Maalesef asrımızda pek çok insanın benimsediği bir görüş bu. “Kafama eseni yaparım!”, diğer adıyla “Benim hayatım, benim kurallarım.” En basit olarak hiçbir organımızı, âzâmızı tam mânâsıyla idare edemeyişimizden, yalnızca seçebilişimizden anlaşılıyor ki; bu hayat bize emanettir, geri alınacak.
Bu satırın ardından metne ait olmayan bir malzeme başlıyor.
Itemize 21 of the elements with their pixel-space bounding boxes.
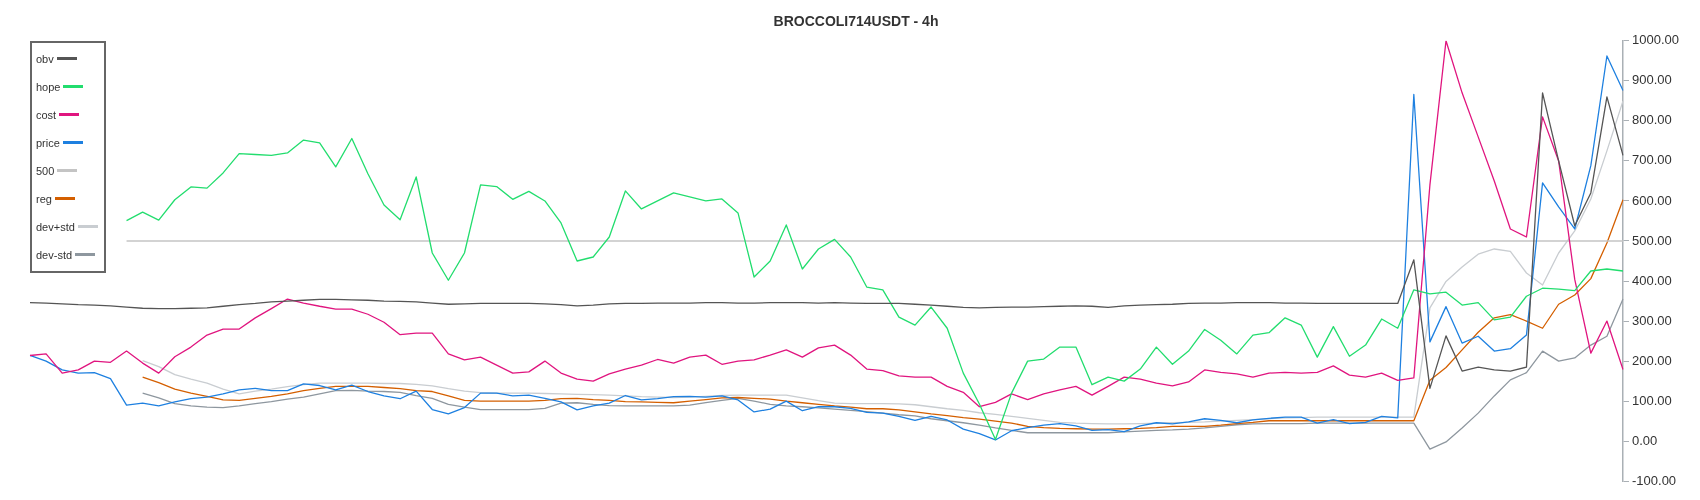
- legend-label: dev-std: [36, 248, 73, 261]
- y-tick-label: 800.00: [1632, 112, 1672, 128]
- y-tick-label: 200.00: [1632, 352, 1672, 368]
- y-tick-label: 100.00: [1632, 392, 1672, 408]
- legend-label: obv: [36, 52, 54, 65]
- legend-label: cost: [36, 108, 57, 121]
- legend-label: reg: [36, 192, 52, 205]
- y-tick-label: 0.00: [1632, 432, 1658, 448]
- y-tick-label: 500.00: [1632, 232, 1672, 248]
- y-tick-label: 1000.00: [1632, 32, 1680, 48]
- chart-title: BROCCOLI714USDT - 4h: [773, 13, 939, 30]
- legend-label: 500: [36, 164, 55, 177]
- y-tick-label: 400.00: [1632, 272, 1672, 288]
- legend-label: price: [36, 136, 60, 149]
- y-tick-label: 700.00: [1632, 152, 1672, 168]
- y-tick-label: 600.00: [1632, 192, 1672, 208]
- legend-label: hope: [36, 80, 61, 93]
- y-tick-label: 900.00: [1632, 72, 1672, 88]
- y-tick-label: -100.00: [1632, 472, 1677, 488]
- legend-label: dev+std: [36, 220, 75, 233]
- y-tick-label: 300.00: [1632, 312, 1672, 328]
Eğer bu hayat bize mülk olarak verilseydi, elbette idaresi bize bırakılacaktı. Halbuki, az önce söylediğimiz gibi biz ancak ihtiyâr edebiliyoruz, yani seçebiliyoruz. Şöyle bir örnekle konuyu akla yakınlaştırabiliriz: Bir adam, bizi kendi evine ziyafete davet ediyor. Ziyafete davet ettiği yerde bulunan eşyadan ve lezzetli ziyafetten istifade etmemize
izin veriyor. İzin vermenin en temel kaidesi ise, o izni verenin rızası dahilinde, izin verdiği kadar ve izin verdiği tarzda kullanmak ve istifâde etmektir. Dolayısıyla israf edemeyiz, başkasına ikram edemeyiz, sofradan öylece kaldırıp başkasına veremeyiz, alıp dökemeyiz ve hakkımızdan fazlasını yiyemeyiz. Bu bahsettiğimiz fiilleri, ancak hayatımız bize mülk olarak verilseydi yapabilirdik.
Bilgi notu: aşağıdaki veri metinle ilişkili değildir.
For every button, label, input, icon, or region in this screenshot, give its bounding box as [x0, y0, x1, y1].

Aynen bu misâldeki gibi; Cenâb-ı Hakk’ın bize emanet olarak verdiği hayatı kendi arzu ve isteklerimize göre kullanamayız. İntiharla hayatımıza son veremeyiz, benim vücudum deyip, emanet olan vücudumuza kafamıza göre
zarar veremeyiz. Hem sadece maddî değil, manevî olarak da zarar veremeyiz. Meselâ; mânen gözü kör etmek demek olan gözü verenin rızâsı hâricinde harama sarfetmek ve diğer dil, kulak gibi organlarımızı haram yolda sarfetmek suretiyle mânen öldürmenin, maddî olarak zarar vermekten pek de farkı yoktur. Hatta zararı daha büyüktür.
Nasıl ki, kendisine verilen vazifeyi tamamlayıp, terhis tezkeresini, almak üzere askeriyeye gönderilen bir askerin, devlet tarafından ona emaneten verilen silahı, kendisine sıkmak gibi devletin izni olmayan işlerde kullanırsa ihânetle
suçlanır ve hain damgası yiyor. Aynen öyle de; bize birer emanet olarak verilen o organları haram yolda kullanarak mânen öldürmek, o emanetleri verene ihanettir.